Is new General Secretary ready for fire fighting?
The appointment of Seán Ó Foghlú, pictured, as the new Secretary General in the Department of Education was not unexpected.
Ó Foghlú – the Assistant Secretary General with responsibility for the Building Unit – has had Ruairí Quinn singing his praises since a ministerial visit to Tullamore earlier this year. His appointment has been very well received across the education sector.
In many respects Ó Foghlú was destined to be sec gen of education. His mother, an economist , was one of the most senior figures in the Northern Ireland civil service. He is also the grandson of a former INTO general secretary, DJ Kelleher.
His work on the Universities Bill and in the development and implementation of the National Framework of Qualifications marked him as one to watch. He is seen as a moderniser and impatient for change. He was one of the key figures in making a case for the abolition of the National University of Ireland during the Batt O’Keeffe era. The current government has been much more defensive of the NUI.
Ó Foghlú holds a degree in Early and Modern Irish and a Masters in modern Irish from TCD so he will be expected to be protective of the Irish language. What kind of secretary general will he make?
The funding pressure bearing down on the Department will limit his capacity to drive much change; education will do well to stand still in the current climate. And much of his time will be spent fire fighting as various groups rail against the cutbacks.
For all that, his tough no nonsense approach can make a difference. The various plans prepared by the Department as part of the Croke Park implementation process are conservative, unambitious documents. O’Foghlu may be more demanding.
There is an appetite for radical reform in education. And an acknowledgement that standards in schools must improve. There is also the task of boosting the image of the department itself, which is not always well regarded among other government departments.
Ó Foghlú begins work as sec gen next Monday. Watch this space!
Research rates atmosphere on TCD campus pretentious
Interesting findings from a survey of over 10,000 conducted by CourseHub.ie, which we overlooked: 32 per cent of Trinity Students rate the atmosphere on campus as pretentious.
– UL is the most popular university in the country with an 85 per cent satisfaction rating reported by students.
– GMIT is the cheapest place to go to college with an average rent of €253 per month.

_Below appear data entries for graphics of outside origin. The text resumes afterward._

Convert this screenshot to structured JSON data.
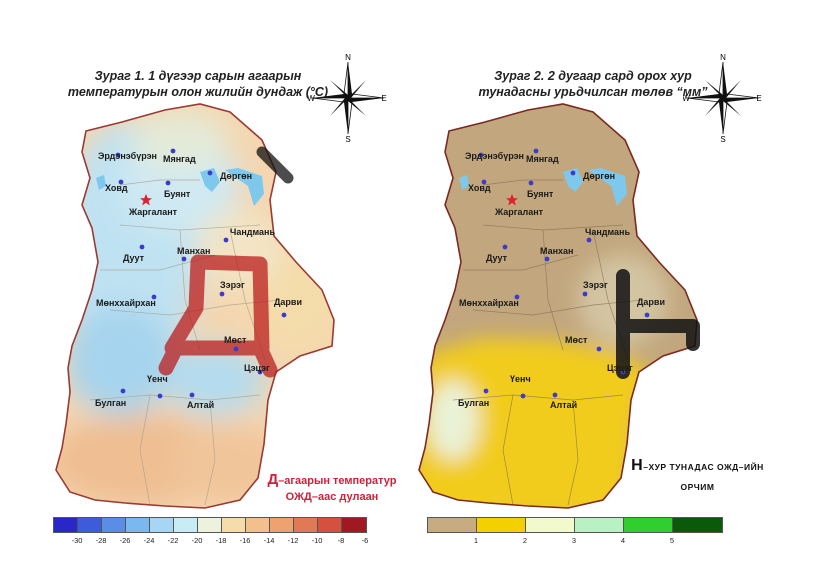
{
  "left_map": {
    "title_line1": "Зураг 1. 1 дүгээр сарын агаарын",
    "title_line2": "температурын олон жилийн дундаж (°C)",
    "legend": {
      "colors": [
        "#2828c8",
        "#3c5cdc",
        "#5a8ee6",
        "#7ab8f0",
        "#a6d6f4",
        "#c8ecf6",
        "#ecf2dc",
        "#f6dcaa",
        "#f2c08c",
        "#eea270",
        "#e07a56",
        "#d65040",
        "#a01820"
      ],
      "tick_labels": [
        "-30",
        "-28",
        "-26",
        "-24",
        "-22",
        "-20",
        "-18",
        "-16",
        "-14",
        "-12",
        "-10",
        "-8",
        "-6"
      ]
    },
    "note_symbol": "Д",
    "note_line1": "–агаарын температур",
    "note_line2": "ОЖД–аас дулаан"
  },
  "right_map": {
    "title_line1": "Зураг 2.  2 дугаар сард орох хур",
    "title_line2": "тунадасны урьдчилсан төлөв “мм”",
    "legend": {
      "colors": [
        "#c7ab81",
        "#f4d000",
        "#f2f9cc",
        "#b8f2c2",
        "#2ecf2e",
        "#0a5a0a"
      ],
      "tick_labels": [
        "1",
        "2",
        "3",
        "4",
        "5"
      ]
    },
    "note_symbol": "Н",
    "note_line1": "–ХУР ТУНАДАС ОЖД–ИЙН",
    "note_line2": "ОРЧИМ"
  },
  "compass": {
    "north": "N",
    "south": "S",
    "east": "E",
    "west": "W"
  },
  "places": {
    "erdenebueren": "Эрдэнэбүрэн",
    "myangad": "Мянгад",
    "khovd": "Ховд",
    "buyant": "Буянт",
    "dorgon": "Дөргөн",
    "jargalant": "Жаргалант",
    "chandmani": "Чандмань",
    "duut": "Дуут",
    "mankhan": "Манхан",
    "zereg": "Зэрэг",
    "darvi": "Дарви",
    "munkhkhairkhan": "Мөнххайрхан",
    "must": "Мөст",
    "tsetseg": "Цэцэг",
    "uyench": "Үенч",
    "bulgan": "Булган",
    "altai": "Алтай"
  }
}
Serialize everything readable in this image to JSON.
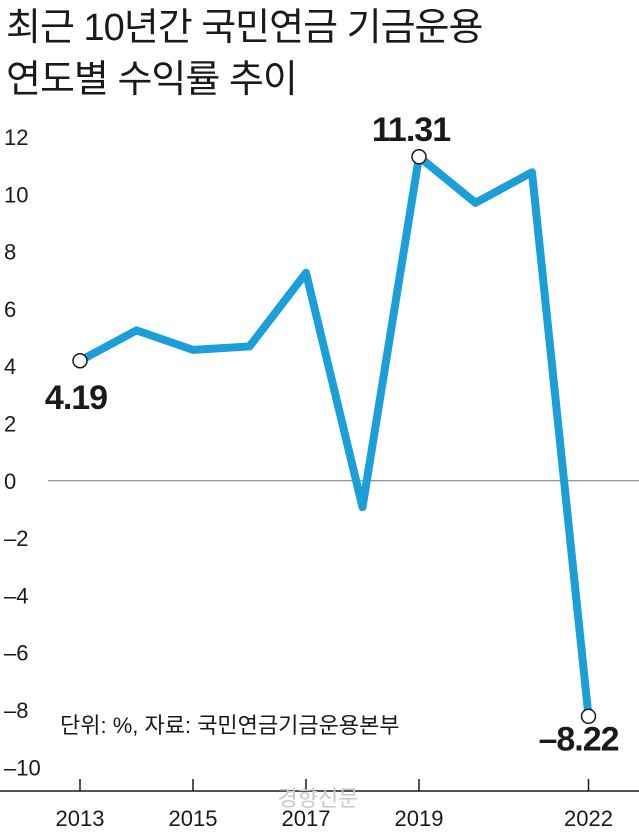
{
  "title_lines": [
    "최근 10년간 국민연금 기금운용",
    "연도별 수익률 추이"
  ],
  "note": "단위: %, 자료: 국민연금기금운용본부",
  "watermark": "경향신문",
  "colors": {
    "line": "#1a9fd9",
    "text": "#1a1a1a",
    "zero": "#777777",
    "marker_fill": "#ffffff"
  },
  "chart_data": {
    "type": "line",
    "title": "최근 10년간 국민연금 기금운용 연도별 수익률 추이",
    "xlabel": "",
    "ylabel": "",
    "x": [
      2013,
      2014,
      2015,
      2016,
      2017,
      2018,
      2019,
      2020,
      2021,
      2022
    ],
    "series": [
      {
        "values": [
          4.19,
          5.25,
          4.57,
          4.69,
          7.26,
          -0.92,
          11.31,
          9.7,
          10.77,
          -8.22
        ]
      }
    ],
    "ylim": [
      -10,
      12
    ],
    "yticks": [
      12,
      10,
      8,
      6,
      4,
      2,
      0,
      -2,
      -4,
      -6,
      -8,
      -10
    ],
    "ytick_labels": [
      "12",
      "10",
      "8",
      "6",
      "4",
      "2",
      "0",
      "–2",
      "–4",
      "–6",
      "–8",
      "–10"
    ],
    "xtick_labels": [
      "2013",
      "2015",
      "2017",
      "2019",
      "2022"
    ],
    "xtick_values": [
      2013,
      2015,
      2017,
      2019,
      2022
    ],
    "point_labels": [
      {
        "x": 2013,
        "text": "4.19"
      },
      {
        "x": 2019,
        "text": "11.31"
      },
      {
        "x": 2022,
        "text": "–8.22"
      }
    ],
    "grid": false,
    "legend": "none"
  }
}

– IADT and Maynooth are the friendliest places to go to college.
A Catholic ethos for a Catholic country?
The recent inaugural address by Prof Michael Hayes – president of Mary Immaculate teacher training college in Limerick – has drawn strong response from across the education sector – and not all of it complementary.
Prof Hayes delivered a robust unapologetic defence of Catholic education. Mary Immaculate, he said, was founded to be a Catholic College within . . . the Mercy tradition, and that is something we should not only acknowledge as part of our history, but recognises an essential part of our identity.
He continued: “So, if as the president of this Catholic College, I call on us all to come to a sharper, more explicit awareness of the college's Catholic identity, then, as a community, it will challenge all of us to look at our own preconceptions and take on the difficult work of exploring together what this College is.”
Dr Hayes did acknowledge (briefly) that the college is State funded. But his comments had Minister for Education Ruairí Quinn – who was in attendance – sidling uncomfortably in his seat.